Tirar as nódoas ao filho de Tobias .................. 95 »

Uns brincos novos para a filha de Abraão ............ 245 »

Avivar as chamas do inferno, pôr um rabo ao Diabo e

fazer vários concertos aos condenados ............... 245 »

Fazer um menino ao colo de Nossa Senhora ............ 210 »

Renovar o Céu, arranjar as estrelas e lavar a lua ... 130 »

Compôr o fato e a cabeleira de Herodes .............. 55 »

Retocar o Purgatório e pôr-lhe almas novas .......... 355 »

Meter uma pedra na funda de David, engrossar a

cabeleira ao Saúl e alargar as pernas ao Tobias ..... 95 »

Adornar a Arca de Noé, compôr a barriga ao Filho

Pródigo e limpar a orelha esquerda de S. Tinoco ..... 135 »

Pregar uma estrela que caiu ao pé do côro ........... 25 »

Umas botas novas para S. miguel e limpar-lhe a

espada .............................................. 255 »

Limpar as unhas e pôr os cornos ao Diabo ............ 185 »

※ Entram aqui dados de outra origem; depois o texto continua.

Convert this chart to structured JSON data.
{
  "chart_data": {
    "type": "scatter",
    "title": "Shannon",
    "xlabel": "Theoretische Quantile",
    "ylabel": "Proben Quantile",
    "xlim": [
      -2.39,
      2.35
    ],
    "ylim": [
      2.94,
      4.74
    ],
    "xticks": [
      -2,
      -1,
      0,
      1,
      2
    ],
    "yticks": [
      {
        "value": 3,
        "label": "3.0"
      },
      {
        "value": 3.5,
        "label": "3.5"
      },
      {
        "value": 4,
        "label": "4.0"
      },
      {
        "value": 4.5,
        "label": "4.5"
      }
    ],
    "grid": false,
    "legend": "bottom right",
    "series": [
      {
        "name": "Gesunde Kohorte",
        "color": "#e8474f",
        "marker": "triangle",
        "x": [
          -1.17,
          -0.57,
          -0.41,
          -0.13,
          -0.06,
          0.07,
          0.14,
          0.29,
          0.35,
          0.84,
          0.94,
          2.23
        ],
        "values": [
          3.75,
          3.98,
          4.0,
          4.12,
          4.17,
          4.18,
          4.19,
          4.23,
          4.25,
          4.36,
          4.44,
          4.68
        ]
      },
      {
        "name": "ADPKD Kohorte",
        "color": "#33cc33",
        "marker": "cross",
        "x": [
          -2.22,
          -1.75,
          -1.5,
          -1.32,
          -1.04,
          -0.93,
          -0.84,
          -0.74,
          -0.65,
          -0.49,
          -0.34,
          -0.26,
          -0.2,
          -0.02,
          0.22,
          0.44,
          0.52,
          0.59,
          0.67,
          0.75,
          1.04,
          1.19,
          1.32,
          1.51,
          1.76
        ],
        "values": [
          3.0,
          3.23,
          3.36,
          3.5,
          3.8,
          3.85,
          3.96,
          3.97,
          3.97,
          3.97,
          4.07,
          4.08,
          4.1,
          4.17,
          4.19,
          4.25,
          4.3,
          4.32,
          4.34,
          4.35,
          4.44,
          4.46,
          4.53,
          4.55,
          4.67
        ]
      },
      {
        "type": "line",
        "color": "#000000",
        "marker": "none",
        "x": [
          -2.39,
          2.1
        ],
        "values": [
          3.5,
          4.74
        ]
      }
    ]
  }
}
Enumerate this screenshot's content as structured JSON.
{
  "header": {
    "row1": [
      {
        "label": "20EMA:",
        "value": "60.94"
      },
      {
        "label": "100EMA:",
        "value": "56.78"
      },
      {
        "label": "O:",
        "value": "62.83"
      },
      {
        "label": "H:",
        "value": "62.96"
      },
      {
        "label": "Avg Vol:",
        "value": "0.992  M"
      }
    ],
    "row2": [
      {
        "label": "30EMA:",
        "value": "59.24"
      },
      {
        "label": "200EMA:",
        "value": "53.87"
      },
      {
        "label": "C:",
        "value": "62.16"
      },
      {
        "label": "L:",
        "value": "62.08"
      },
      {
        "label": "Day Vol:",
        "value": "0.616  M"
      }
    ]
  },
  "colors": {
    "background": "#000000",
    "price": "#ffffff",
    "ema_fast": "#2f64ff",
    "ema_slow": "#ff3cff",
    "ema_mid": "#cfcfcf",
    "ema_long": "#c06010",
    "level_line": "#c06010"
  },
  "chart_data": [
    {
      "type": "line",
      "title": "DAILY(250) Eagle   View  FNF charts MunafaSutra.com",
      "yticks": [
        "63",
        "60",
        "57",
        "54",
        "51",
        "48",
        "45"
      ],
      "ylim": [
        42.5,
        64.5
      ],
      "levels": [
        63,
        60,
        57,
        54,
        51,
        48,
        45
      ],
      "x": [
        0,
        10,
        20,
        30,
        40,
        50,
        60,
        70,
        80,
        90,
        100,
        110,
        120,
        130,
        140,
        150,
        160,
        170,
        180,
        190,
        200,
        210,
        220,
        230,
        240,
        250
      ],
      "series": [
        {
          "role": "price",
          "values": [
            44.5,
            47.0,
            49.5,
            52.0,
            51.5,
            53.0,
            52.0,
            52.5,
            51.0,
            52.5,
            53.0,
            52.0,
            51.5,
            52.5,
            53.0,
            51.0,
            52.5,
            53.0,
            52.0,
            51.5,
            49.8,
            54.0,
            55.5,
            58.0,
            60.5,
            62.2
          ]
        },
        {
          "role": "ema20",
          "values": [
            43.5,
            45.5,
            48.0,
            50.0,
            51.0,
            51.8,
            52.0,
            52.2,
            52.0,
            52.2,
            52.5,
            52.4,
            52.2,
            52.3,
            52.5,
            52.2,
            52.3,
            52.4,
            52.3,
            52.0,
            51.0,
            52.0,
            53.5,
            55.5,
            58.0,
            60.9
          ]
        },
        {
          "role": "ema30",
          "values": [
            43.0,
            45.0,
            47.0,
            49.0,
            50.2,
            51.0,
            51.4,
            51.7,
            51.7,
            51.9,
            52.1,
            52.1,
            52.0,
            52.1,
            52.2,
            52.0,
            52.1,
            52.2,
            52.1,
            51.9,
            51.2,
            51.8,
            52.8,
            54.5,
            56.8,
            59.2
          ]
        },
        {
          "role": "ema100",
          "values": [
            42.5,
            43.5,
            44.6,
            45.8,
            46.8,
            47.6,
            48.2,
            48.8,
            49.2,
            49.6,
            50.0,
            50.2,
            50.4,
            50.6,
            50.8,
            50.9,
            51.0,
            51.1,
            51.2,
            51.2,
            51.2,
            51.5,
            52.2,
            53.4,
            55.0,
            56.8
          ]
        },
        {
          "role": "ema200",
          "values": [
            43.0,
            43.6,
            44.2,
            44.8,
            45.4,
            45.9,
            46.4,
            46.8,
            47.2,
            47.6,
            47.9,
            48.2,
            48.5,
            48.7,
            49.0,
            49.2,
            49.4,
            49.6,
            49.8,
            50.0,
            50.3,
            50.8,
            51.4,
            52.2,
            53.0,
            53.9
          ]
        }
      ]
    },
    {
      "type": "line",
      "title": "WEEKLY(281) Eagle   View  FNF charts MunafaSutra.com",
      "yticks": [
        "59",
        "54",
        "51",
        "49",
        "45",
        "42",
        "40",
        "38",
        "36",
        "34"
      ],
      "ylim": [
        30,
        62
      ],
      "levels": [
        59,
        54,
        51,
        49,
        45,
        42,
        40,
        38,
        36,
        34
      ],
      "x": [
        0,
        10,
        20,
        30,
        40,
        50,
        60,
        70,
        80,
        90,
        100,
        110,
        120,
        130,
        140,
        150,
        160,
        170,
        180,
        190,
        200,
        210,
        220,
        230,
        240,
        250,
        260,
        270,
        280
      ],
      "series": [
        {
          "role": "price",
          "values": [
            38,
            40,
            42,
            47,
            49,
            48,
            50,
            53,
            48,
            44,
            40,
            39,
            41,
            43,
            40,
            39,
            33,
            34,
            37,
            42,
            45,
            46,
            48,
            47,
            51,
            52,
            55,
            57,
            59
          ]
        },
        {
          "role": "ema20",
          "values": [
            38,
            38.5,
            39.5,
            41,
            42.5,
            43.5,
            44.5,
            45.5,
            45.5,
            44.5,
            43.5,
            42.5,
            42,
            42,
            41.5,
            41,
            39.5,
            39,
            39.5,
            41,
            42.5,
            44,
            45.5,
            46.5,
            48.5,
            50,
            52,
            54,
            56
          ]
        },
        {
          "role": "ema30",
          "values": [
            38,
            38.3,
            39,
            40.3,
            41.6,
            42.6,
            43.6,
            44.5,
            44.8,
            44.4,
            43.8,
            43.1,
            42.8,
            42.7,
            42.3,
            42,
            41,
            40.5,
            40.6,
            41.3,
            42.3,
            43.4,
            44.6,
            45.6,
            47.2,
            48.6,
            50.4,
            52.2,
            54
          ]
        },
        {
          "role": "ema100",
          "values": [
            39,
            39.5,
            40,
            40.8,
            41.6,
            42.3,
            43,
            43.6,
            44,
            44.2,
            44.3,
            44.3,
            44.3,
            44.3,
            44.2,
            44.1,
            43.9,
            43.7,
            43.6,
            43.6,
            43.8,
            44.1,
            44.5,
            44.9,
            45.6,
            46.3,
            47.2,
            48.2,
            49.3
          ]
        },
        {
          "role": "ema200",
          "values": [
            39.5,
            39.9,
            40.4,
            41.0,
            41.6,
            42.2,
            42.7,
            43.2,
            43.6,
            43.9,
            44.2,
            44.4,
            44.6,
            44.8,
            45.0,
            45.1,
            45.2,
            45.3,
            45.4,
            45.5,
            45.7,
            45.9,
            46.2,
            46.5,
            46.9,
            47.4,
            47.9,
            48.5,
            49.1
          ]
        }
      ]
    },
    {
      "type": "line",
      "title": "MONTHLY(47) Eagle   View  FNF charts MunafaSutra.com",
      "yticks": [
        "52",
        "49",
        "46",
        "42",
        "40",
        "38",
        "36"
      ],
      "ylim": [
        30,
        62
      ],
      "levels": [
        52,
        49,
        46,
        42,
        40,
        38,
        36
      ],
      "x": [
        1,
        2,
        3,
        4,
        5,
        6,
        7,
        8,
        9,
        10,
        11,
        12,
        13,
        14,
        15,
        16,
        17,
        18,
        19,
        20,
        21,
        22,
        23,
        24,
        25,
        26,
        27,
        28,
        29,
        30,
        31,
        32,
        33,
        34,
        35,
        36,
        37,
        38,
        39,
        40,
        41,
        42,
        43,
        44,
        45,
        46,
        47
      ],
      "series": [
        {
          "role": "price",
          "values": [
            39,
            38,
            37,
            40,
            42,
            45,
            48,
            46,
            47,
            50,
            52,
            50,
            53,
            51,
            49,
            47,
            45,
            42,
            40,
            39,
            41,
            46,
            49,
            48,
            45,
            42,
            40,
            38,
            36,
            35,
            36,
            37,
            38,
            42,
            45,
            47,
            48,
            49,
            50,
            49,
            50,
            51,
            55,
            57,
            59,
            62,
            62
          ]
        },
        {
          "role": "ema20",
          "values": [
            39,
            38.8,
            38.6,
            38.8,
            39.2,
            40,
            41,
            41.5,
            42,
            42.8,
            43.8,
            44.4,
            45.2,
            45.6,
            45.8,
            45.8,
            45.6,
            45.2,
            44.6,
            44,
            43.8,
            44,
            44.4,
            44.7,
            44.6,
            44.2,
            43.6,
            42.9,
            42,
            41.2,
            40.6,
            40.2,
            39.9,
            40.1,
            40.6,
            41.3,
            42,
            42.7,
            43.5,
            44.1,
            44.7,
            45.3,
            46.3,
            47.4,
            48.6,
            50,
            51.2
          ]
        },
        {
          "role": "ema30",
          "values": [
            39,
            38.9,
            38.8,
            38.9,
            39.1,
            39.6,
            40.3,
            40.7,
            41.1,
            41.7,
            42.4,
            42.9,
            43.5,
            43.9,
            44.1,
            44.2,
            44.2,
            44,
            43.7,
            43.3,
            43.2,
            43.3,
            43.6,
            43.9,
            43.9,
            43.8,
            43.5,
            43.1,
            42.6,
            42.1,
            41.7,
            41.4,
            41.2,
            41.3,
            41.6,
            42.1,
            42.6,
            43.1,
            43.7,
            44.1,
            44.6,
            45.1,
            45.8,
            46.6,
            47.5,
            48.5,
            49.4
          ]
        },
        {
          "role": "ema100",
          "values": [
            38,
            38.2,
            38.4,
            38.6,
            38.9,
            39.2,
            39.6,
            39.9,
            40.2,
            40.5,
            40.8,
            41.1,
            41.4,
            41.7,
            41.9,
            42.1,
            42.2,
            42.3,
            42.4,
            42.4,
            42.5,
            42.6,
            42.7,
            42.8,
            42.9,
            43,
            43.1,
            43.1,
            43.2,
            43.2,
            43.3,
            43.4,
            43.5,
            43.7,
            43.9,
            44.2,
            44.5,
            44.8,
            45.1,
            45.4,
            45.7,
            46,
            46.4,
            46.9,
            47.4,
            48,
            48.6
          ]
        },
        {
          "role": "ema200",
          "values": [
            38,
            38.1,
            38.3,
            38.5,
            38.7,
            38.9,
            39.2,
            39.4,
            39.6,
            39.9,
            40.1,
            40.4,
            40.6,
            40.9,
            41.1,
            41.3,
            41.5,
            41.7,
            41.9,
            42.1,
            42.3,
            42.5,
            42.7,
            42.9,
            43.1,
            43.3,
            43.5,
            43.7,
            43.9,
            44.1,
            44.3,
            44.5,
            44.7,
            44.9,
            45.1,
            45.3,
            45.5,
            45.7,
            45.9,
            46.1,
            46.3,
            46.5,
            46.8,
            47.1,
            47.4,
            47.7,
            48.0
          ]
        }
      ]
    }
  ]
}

TOTAL ---------- 2.545 reis

6 de Dezembro, 2004 Carlos Esperança

Sim à eutanásia

A morte é, como diz José Saramago, uma injustiça, inevitável, todavia, quando se cumpre o ciclo biológico ou acidentalmente se interrompe. Não raro, o fim é acompanhado por sofrimento indizível, pela degradação que ultrapassa todos os limites, por um desejo irreprimível de abreviar a angústia, a dor e a agonia. E sem a mais remota hipótese de se tornar reversível. É nestas circunstâncias que a morte por compaixão, a morte doce, precisa de um quadro legal que, evitando o crime, proteja a vontade reiterada do paciente.

É aqui que, mais uma vez, as Igrejas querem impor normas de conduta universais que apenas deviam obrigar os crentes. E, como de costume, com a mesma desonestidade intelectual com que a ICAR encara o aborto, a hipocrisia é o seu forte.

Claro que se desligam as máquinas nos hospitais, claro que a figura do «abafador», referida por Miguel Torga, é ancestral, claro que há sempre um médico sensato que ordena que cessem as manobras de reanimação, claro que há um momento em que o próprio e os que mais o amam pedem a morte que liberte, recusam os artifícios que prolongam o sofrimento. Mas a ICAR finge ignorância.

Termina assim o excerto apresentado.